In effetti è una domandona, forse è meglio limitarci a chiedere quanto costa essere se stessi, andare contro madre natura e utilizzare i mezzi terreni per essere chi si vuole essere. Un po’ lo abbiamo visto in “Emilia Perez”, il film del momento, 13 nomination Oscar. Sono ormai lontani i tempi di “I segreti di Brokeback Mountain”, discusso film su una coppia gay del 2006. In soldoni: i gay sono roba superata. Sono ormai ben integrati nella società tanto che qualcuno parla di una potentissima lobby. Questo è il momento delle crossdresser.

Non sono necessariamente trans. Ma andiamo con ordine. Metti un bambino a cui piace vestirsi da femmina. È il caso di Jennifer (nome al femminile): “Di notte strisciavo in camera dei miei genitori e rubavo le calze di mia madre. Poi prendevo le scarpe. In quel momento mi sentivo io” mi dice, ma ammette: “Certo, avevo sensi di colpa, mi chiedevo cosa mi succedesse. E per un po’ di tempo l’ho messo da parte. Mi sono sposato e ho avuto un figlio ma non ero io. C’erano due parti di me che si sono unite solo quando sono diventata Jennifer”. Lei, insieme a Francesca e Desy, hanno creato un gruppo Facebook che nel giro di due anni ha raggiunto più di 16mila iscritte. Si respira una sorellanza che altro le femministe. “Siamo come una famiglia, ci aiutiamo l’una con l’altra, senza invidia o gelosia” dice Desy. In effetti, sembra una community coesa e anche parecchio allegra, “la Regola delle regole: Sorridere sorridere sorridere ❤️” è specificato nella descrizione. Ci sono foto di “donne” iper truccate, iper acconciate, iper glitterate, tutto è iper. Un eccesso per nascondere una iper sofferenza.

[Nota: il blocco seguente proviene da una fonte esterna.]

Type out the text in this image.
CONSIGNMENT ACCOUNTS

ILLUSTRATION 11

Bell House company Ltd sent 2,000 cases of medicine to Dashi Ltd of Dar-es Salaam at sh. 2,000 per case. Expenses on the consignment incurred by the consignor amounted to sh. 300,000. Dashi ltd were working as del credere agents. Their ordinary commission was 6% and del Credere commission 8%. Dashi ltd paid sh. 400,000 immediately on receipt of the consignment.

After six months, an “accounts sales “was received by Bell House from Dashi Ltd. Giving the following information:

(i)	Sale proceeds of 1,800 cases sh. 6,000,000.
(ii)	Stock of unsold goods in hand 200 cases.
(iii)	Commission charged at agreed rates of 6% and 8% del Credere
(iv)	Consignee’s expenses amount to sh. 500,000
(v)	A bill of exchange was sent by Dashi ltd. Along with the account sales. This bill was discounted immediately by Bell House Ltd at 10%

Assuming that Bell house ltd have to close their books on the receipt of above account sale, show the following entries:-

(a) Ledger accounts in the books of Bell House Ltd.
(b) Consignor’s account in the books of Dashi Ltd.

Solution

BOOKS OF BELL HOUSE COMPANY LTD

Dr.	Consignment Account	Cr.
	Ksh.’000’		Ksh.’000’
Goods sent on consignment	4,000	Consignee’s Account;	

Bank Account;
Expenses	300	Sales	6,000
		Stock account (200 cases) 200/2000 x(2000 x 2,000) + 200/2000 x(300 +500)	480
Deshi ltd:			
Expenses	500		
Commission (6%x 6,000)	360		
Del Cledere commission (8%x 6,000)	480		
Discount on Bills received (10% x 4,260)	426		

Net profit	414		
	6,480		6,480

“L’obiettivo del gruppo è di portare avanti la normalità nella normalità” mi dice Francesca. “Noi siamo persone normali: mangiamo, dormiamo, respiriamo come tutti gli altri. Per noi non è un piacere vestirsi da donna, è sentirci noi stesse. Così si nasce, non ci si diventa. Ma la consapevolezza avviene con il tempo, molto spesso si mette nel cassetto, un po’ per la paura, un po’ per la famiglia ma prima o poi riemerge”. In genere, essere crossdresser è il primo passaggio per fare la transizione e diventare a tutti gli effetti una donna. E qui il suffisso iper non è sufficiente per descrivere la sofferenza fisica e psicologica di questo processo.